From linebacker to athletic director
More stories from Kasey Madden
In 1980, Mike Hamrick hung up his football helmet and received his diploma in secondary education from Marshall University.
Hamrick said his original goal was to become a teacher and coach high school football like his father.
Thirty-five years after his college graduation and after working in athletic departments across five other states, Hamrick is now Marshall’s Athletic Director.
Hamrick’s journey back to Marshall was one he anticipated.
“When I left Marshall I said, ‘You know what, one day I’m going to come back here and be the athletic director,’” Hamrick said.
Hamrick was a starting linebacker for two seasons, and his older brother Ed Hamrick was the place kicker for three years.
After the Herd recruited Ed Hamrick, Mike Hamrick said he fell in love with Huntington. Mike Hamrick said he saw an opportunity to play football at the collegiate level and receive a solid education.
“It wasn’t too big, but it wasn’t too small, and I wanted to be a part of building the program back from the plane crash,” Mike Hamrick said.
During Mike Hamrick’s freshman football season with the Herd in 1976, the team beat the then nationally ranked, Miami of Ohio.
Miami was ranked 14th, and Mike Hamrick said there was little hope Marshall would claim a victory.

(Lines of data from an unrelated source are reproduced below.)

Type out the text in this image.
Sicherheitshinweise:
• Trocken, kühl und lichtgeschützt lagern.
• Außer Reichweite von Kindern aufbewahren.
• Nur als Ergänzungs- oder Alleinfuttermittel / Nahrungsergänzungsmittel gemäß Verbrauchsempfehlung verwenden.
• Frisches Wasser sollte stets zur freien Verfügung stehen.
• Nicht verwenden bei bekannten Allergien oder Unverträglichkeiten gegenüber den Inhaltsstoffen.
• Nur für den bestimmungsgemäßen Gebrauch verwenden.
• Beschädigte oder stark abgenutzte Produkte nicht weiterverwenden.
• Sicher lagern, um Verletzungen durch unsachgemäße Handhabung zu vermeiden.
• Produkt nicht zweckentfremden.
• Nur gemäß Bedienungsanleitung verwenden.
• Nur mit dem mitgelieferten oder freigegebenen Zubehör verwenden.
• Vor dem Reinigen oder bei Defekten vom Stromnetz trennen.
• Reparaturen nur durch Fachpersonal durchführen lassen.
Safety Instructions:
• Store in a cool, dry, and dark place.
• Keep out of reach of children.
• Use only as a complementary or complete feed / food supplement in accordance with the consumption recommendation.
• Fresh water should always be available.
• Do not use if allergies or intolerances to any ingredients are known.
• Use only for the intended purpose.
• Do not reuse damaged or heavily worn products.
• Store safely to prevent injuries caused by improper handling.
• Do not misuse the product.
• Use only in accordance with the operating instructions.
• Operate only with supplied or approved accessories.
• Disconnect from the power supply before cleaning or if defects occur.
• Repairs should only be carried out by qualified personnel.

Mike Hamrick said the game started with around 6,000 to 7,000 people in attendance, but when rumors circled Huntington that Marshall was ahead at halftime, around 12,000 to 13,000 people came to watch the second half of the game.
“No one could believe it, but people were listening to the radio, and so we gave people a little hope that you know, Marshall could eventually win,” Mike Hamrick said.
After getting his master’s degree in sports administration at the University of Ohio while serving as an assistant coach on their football team, Mike Hamrick married his college girlfriend. The two moved to Las Vegas where he started working with the athletic department at the University of Nevada.
From there, Mike Hamrick served as the assistant athletic director at the University of Kansas and Illinois State University. He served as the athletic director at the University of Arkansas at Little Rock and East Carolina University.
Mike Hamrick’s journey brought him back to UNLV in 2003, where he said he and his wife planned to retire.
“Then Dr. Stephen Kopp called in 2009 and said he would like to visit with me,” Mike Hamrick said.
Mike Hamrick said he was impressed with President Stephen J. Kopp’s vision for Marshall and was determined to build Marshall’s athletic program.
“So, in 2009 it was really a chance to come home and do what I said I wanted to do in 1976,” Mike Hamrick said.
According to the athletic department, Mike Hamrick’s work in his six years as athletic director has put $42 million into improving facilities or building new facilities, such as the Chris Cline Athletic Complex and the Veterans Memorial Soccer Complex.
“I didn’t come here to retire, I can promise you that,” Mike Hamrick said. “I came here to try to make a difference.”
Mike Hamrick said when he came back to Marshall he saw needs and did his best to meet them.
He said within the first few weeks he was hired, he saw the track athletes running in the concrete hallways of the Cam Henderson Center. The team practiced in the Cam because Marshall did not have a track.
“It’s been very rewarding to provide these current student athletes with things I never had when I was a student athlete here, like facilities and good coaching and good places to go play,” Mike Hamrick said.
Because Mike Hamrick was a student-athlete, coach and worked in athletic administration, he said he can relate to the pressures athletes have placed on them.
“When they have tough losses, I know how they feel,” Mike Hamrick said.
Hamrick said he learned many lessons in the classroom at Marshall, but the biggest lesson he learned was on the football field.
“Being a football player here in the ‘70s when we didn’t have a lot of success, I learned to fight through that and persevere through those difficult times to be successful,” Mike Hamrick said.
He said in his almost 30 years away from Marshall, he never stopped following the school and was unsure if he would have the opportunity to return.
“If I had to do it over again,” Hamrick said. “I would have done the same thing.”